Der Philosoph Professor Peter Sloterdijk nähert sich dem Begriff der Krise über ihre medizinische Bedeutung, in der sie als Entscheidungskampf eines Organismus definiert wird, in dem dieser entweder überlebt oder stirbt. Daraus folgt für ihn, dass eine Krisensituation, in der sich eine Gesellschaft befindet, gar keine Krise ist. Denn das Ergebnis einer Krise kann nur eine weitere Krise sein.

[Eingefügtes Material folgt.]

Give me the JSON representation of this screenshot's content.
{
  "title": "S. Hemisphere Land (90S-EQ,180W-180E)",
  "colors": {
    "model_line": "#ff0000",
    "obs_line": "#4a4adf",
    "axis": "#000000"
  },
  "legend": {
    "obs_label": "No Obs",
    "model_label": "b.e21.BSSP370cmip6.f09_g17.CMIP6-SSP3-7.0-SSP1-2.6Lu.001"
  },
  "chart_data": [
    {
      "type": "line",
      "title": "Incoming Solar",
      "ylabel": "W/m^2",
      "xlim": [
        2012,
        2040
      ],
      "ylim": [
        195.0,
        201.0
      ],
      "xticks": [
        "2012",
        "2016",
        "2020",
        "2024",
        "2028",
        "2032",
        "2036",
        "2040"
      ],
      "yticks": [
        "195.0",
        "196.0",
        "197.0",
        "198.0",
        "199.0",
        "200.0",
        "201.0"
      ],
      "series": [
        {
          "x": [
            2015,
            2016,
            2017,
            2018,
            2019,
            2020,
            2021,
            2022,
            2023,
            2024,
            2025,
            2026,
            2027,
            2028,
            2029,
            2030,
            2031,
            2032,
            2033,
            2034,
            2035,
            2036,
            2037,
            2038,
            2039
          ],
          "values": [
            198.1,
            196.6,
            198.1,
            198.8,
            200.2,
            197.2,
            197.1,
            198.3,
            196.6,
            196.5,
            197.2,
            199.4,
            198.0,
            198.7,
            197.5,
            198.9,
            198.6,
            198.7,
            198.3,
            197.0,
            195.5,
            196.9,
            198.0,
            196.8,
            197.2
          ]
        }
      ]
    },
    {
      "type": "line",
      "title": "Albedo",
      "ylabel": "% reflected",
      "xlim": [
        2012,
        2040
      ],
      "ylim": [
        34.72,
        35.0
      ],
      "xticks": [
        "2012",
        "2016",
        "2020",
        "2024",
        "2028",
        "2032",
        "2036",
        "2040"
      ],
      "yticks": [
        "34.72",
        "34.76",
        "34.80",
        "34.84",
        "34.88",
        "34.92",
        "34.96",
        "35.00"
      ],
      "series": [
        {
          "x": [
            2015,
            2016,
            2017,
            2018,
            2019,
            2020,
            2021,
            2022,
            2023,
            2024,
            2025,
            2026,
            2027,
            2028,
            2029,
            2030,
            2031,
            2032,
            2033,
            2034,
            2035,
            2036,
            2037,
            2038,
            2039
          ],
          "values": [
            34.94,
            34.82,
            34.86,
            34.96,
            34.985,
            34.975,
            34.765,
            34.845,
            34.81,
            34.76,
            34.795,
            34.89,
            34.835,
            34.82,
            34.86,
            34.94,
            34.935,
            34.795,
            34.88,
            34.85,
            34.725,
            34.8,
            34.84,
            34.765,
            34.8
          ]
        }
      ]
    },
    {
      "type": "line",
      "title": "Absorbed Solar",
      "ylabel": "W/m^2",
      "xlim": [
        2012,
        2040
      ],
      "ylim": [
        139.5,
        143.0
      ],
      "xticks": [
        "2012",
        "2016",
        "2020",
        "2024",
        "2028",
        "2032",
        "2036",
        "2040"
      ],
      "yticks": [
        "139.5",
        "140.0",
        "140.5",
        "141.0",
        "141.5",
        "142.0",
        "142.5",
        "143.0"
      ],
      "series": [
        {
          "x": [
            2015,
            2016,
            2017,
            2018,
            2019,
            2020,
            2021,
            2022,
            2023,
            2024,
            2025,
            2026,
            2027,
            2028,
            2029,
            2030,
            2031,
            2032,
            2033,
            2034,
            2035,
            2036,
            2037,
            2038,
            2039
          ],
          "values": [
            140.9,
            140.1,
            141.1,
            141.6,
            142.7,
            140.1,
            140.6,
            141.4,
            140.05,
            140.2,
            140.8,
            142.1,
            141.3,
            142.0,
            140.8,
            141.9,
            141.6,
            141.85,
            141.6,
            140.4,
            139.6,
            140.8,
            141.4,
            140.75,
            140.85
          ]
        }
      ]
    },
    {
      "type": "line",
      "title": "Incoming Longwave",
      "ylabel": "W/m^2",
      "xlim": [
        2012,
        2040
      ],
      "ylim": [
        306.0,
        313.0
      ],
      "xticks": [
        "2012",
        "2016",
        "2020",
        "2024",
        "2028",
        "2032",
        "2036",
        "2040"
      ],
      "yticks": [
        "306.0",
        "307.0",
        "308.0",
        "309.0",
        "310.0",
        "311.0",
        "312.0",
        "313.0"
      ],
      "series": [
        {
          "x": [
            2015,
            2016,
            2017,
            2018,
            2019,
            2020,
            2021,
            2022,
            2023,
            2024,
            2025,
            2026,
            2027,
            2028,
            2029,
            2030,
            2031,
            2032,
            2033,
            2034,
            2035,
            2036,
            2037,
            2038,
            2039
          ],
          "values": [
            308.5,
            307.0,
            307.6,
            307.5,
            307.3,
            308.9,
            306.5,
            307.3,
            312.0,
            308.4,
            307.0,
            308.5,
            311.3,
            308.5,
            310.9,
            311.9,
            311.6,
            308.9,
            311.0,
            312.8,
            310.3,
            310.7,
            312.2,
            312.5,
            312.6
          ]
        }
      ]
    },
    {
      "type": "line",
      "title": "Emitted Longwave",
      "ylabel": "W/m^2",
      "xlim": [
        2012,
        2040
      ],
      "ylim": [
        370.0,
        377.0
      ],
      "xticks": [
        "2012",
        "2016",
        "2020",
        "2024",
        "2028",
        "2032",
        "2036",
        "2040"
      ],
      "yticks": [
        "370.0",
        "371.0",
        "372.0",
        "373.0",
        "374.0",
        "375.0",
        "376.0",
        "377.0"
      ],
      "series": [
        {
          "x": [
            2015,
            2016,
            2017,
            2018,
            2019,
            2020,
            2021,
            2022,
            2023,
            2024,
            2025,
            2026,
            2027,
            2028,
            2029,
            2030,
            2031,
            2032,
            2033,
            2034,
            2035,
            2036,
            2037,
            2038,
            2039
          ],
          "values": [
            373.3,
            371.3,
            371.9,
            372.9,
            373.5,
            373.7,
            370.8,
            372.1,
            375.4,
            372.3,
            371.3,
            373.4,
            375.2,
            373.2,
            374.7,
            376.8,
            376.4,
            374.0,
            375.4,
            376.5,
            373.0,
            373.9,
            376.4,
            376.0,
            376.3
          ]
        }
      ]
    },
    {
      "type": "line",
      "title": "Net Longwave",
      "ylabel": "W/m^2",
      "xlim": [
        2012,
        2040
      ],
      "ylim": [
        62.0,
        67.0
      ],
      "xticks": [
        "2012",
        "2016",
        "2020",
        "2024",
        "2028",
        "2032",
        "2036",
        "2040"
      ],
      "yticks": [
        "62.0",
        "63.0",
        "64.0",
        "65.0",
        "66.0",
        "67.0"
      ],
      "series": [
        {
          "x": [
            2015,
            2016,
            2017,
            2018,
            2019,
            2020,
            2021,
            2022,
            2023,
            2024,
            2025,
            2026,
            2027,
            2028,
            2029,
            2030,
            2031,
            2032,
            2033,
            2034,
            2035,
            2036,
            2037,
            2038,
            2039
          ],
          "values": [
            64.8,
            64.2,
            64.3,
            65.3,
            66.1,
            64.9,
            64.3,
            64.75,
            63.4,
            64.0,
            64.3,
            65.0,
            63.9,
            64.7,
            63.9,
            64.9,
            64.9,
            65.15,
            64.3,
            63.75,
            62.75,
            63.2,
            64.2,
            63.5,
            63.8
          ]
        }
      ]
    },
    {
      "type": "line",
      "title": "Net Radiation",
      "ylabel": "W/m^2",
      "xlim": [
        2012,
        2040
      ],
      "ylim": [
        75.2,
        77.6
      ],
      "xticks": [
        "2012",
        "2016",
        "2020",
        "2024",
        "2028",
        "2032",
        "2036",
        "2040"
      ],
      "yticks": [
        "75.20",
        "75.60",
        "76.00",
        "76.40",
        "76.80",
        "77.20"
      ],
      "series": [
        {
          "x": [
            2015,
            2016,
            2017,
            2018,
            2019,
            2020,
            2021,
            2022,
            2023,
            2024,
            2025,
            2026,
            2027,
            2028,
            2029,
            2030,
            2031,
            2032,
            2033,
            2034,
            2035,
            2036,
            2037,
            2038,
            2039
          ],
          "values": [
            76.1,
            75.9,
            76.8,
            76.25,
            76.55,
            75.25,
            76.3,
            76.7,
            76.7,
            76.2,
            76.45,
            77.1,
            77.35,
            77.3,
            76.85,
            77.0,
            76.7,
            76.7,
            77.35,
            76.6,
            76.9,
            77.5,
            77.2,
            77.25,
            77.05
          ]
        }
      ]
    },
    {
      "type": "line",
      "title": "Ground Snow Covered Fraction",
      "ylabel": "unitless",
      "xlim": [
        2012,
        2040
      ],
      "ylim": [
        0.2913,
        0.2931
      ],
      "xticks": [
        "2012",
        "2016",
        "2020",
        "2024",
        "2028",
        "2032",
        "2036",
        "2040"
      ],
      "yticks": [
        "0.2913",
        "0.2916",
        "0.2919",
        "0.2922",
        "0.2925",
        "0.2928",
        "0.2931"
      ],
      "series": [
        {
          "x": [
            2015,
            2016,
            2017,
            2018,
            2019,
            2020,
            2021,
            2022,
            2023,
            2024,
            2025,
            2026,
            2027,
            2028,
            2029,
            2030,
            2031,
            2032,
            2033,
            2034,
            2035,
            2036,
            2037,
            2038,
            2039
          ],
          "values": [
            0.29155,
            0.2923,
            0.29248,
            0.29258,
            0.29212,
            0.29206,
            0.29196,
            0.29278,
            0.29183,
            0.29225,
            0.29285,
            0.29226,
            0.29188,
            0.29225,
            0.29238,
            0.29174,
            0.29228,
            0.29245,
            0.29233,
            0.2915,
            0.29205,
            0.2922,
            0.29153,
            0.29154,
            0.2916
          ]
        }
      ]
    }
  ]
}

Das Beste, was der Mensch erreichen kann, ist eine Hinauszögerung der Endkrise oder die Verhinderung der Endkrise durch eine permanente Krise.
Peter Sloterdijk: „Die Zentralbanken sind an der Finanzkrise schuld“
In der heutigen Ökonomie stellt Peter Sloterdijk einen chronischen Defekt fest. Die moderne Gesellschaft ist für ihn in einem Stadium angelangt, in der es keine Krise mehr gibt, die zu ihrer Genesung führen könnte. Das Missverhältnis von virtuellen Finanzmärkten zu der realen Wirtschaft hat sich für den Philosophen zu einer maßlosen Hybris ausgewachsen.
Das letzte Jahrzehnt war von einer Frivolität bestimmt, die den Raubvogelflug der Gier über einer ungeheueren Landschaft von Gewinnen erlaubte. An erster Stelle standen enthemmte Gewinnerwartungen und haltlose Vermögenseinbildungen. Eine Finanzkrise hat für Peter Sloterdijk ihre Ursache in technischen Fehlern der Zentralbanken. Sie entstehen aus der Auseinandersetzung zwischen einem inflationistischen und einem anti-inflationistischen Kurs in der Geldpolitik.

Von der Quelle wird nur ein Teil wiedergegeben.